Réponse à Henri Levart

J’ai lu avec tristesse la Tribune publiée dans L’Humanité du 17 juin : "Un procès gagné, un honneur perdu", de Henri Levart. Ce texte s’en prend au jugement du Tribunal administratif de Toulouse du 6 juin 2006, faisant enfin droit (après 62 ans de délais de justice !) à la plainte de mon oncle et de mon père contre les directions collabos de l’Etat et de la SNCF, pour leur internement à Drancy, au titre des lois raciales de Vichy, dans des conditions inhumaines. Mon père étant, hélas, décédé à l’ultime étape du procès, c’est ma mère, ancienne résistante, ma sœur et moi, que les médias ont mis en avant. Prétexte, pour H. Levart, à me « déshonorer » pour "jubilation médiatique" !

Et comment ne pas se réjouir, nous, enfants de déportés et enfants de résistants, de cette victoire historique de la résistance et de l’ensemble des déportés contre la bande fasciste et collaborationniste qui dirigeait alors l’Etat comme la SNCF (les Bichelonne, Fournier & Co) ! Car ce procès condamne enfin, non tel haut fonctionnaire isolé, mais bien la Machine Institutionnelle pétainisée elle-même.
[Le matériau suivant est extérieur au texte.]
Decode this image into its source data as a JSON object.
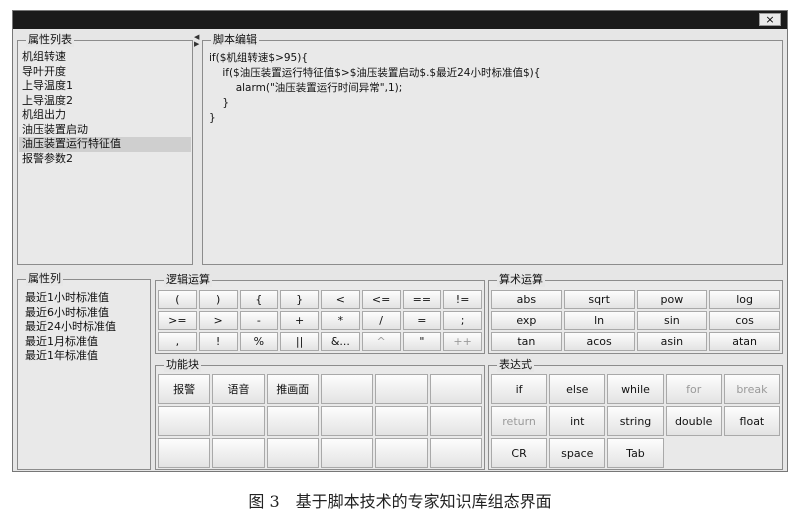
{
  "window": {
    "close_label": "×"
  },
  "attr_list": {
    "title": "属性列表",
    "items": [
      "机组转速",
      "导叶开度",
      "上导温度1",
      "上导温度2",
      "机组出力",
      "油压装置启动",
      "油压装置运行特征值",
      "报警参数2"
    ],
    "selected_index": 6
  },
  "script_editor": {
    "title": "脚本编辑",
    "lines": [
      "if($机组转速$>95){",
      "    if($油压装置运行特征值$>$油压装置启动$.$最近24小时标准值$){",
      "        alarm(\"油压装置运行时间异常\",1);",
      "    }",
      "}"
    ]
  },
  "attr_column": {
    "title": "属性列",
    "items": [
      "最近1小时标准值",
      "最近6小时标准值",
      "最近24小时标准值",
      "最近1月标准值",
      "最近1年标准值"
    ]
  },
  "logic_ops": {
    "title": "逻辑运算",
    "buttons": [
      "(",
      ")",
      "{",
      "}",
      "<",
      "<=",
      "==",
      "!=",
      ">=",
      ">",
      "-",
      "+",
      "*",
      "/",
      "=",
      ";",
      ",",
      "!",
      "%",
      "||",
      "&...",
      "^",
      "\"",
      "++"
    ],
    "disabled": [
      21,
      23
    ]
  },
  "arith_ops": {
    "title": "算术运算",
    "buttons": [
      "abs",
      "sqrt",
      "pow",
      "log",
      "exp",
      "ln",
      "sin",
      "cos",
      "tan",
      "acos",
      "asin",
      "atan"
    ]
  },
  "func_blocks": {
    "title": "功能块",
    "buttons": [
      "报警",
      "语音",
      "推画面",
      "",
      "",
      "",
      "",
      "",
      "",
      "",
      "",
      "",
      "",
      "",
      "",
      "",
      "",
      ""
    ]
  },
  "expressions": {
    "title": "表达式",
    "buttons": [
      "if",
      "else",
      "while",
      "for",
      "break",
      "return",
      "int",
      "string",
      "double",
      "float",
      "CR",
      "space",
      "Tab"
    ],
    "disabled": [
      3,
      4,
      5
    ]
  },
  "caption": "图 3　基于脚本技术的专家知识库组态界面"
}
Et non seulement pour « intelligence avec l’ennemi » mais bien pour traitements inhumains imposés à des supposés juifs.

Du monde entier me parviennent des articles admirant le courage de la France qui ose ainsi affronter son passé. Quelle pitié de voir H. Levart étaler une telle haine. En fait, il décalque purement et simplement la Tribune de Monsieur Gallois, PDG de la SNCF, dans le Figaro du 12 juin, partiellement reprise dans l’excellent dossier de La Vie du Rail du 21 juin. Suivant le même plan que le PDG, M. Levard prétend que
- 1. la direction de l’époque ne pouvait rien faire d’autre, et que
- 2. « la SNCF » c’était la résistance cheminote !

Au contraire, mes parents, leur avocat, le Commissaire du Gouvernement (pdf, 150 ko) (le procureur au Tribunal administratif de Toulouse) avaient souligné le rôle de cette résistance, pour mieux condamner la responsabilité très lourde des chefs collabos de la Sncf qui en rajoutèrent dans le martyre des déportés juifs.
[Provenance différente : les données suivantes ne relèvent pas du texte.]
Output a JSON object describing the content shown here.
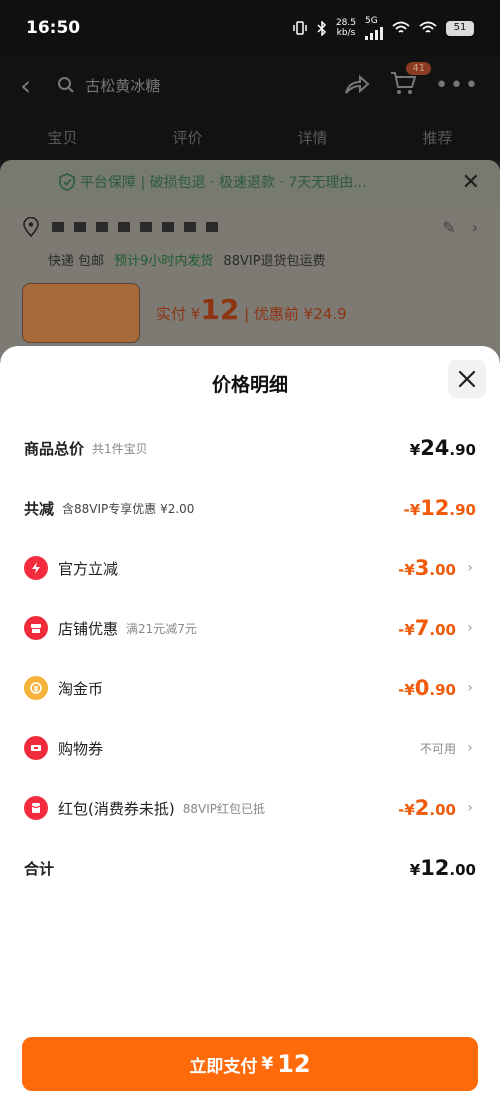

Dès 1942, les communistes distribuaient des tracts dénonçant les camps de la mort. Une déportée, dans "Envoyé spécial" du 15 juin rappelait qu’alors que la direction privait « naturellement » les déportés juifs d’eau (et de nourriture et d’air, pendant des dizaines d’heures, sans ordre en ce sens ni de Vichy ni des nazis). Tandis que les cheminots braquaient sur leurs wagons surchauffés les pompes à eau des gares afin de les rafraîchir un peu... Charles Tillon raconte comment, à Montluçon, en 43, une manifestation de cheminots, après avoir bloqué dix fois la locomotive, permit la libération totale d’un train de déportés (il s’agissait de requis du STO). Un conducteur de locomotive de Montauban, Léon Bronchart, a refusé de conduire un train de déporté : il fût mis à pied de la SNCF et réintégré à la Libération.
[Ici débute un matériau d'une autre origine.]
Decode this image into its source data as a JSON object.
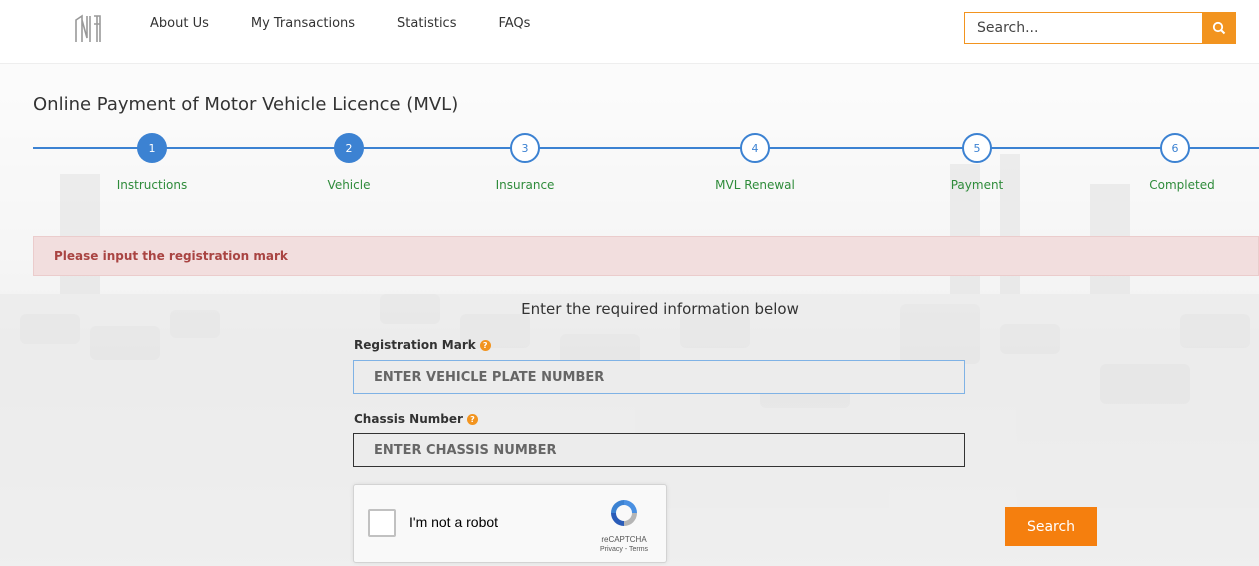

Le 12 aout 1944, tous les dépôts de la SNCF parisienne sont en grève insurrectionnelle. On se bat à Austerlitz. Le même jour, la SNCF envoie tranquillement la facture du train de transfèrement de mes parents à la préfecture de Haute-Garonne. Les FFI de Ravanel paieront sans barguigner... Eux savaient ce que signifie « continuité de l’Etat ».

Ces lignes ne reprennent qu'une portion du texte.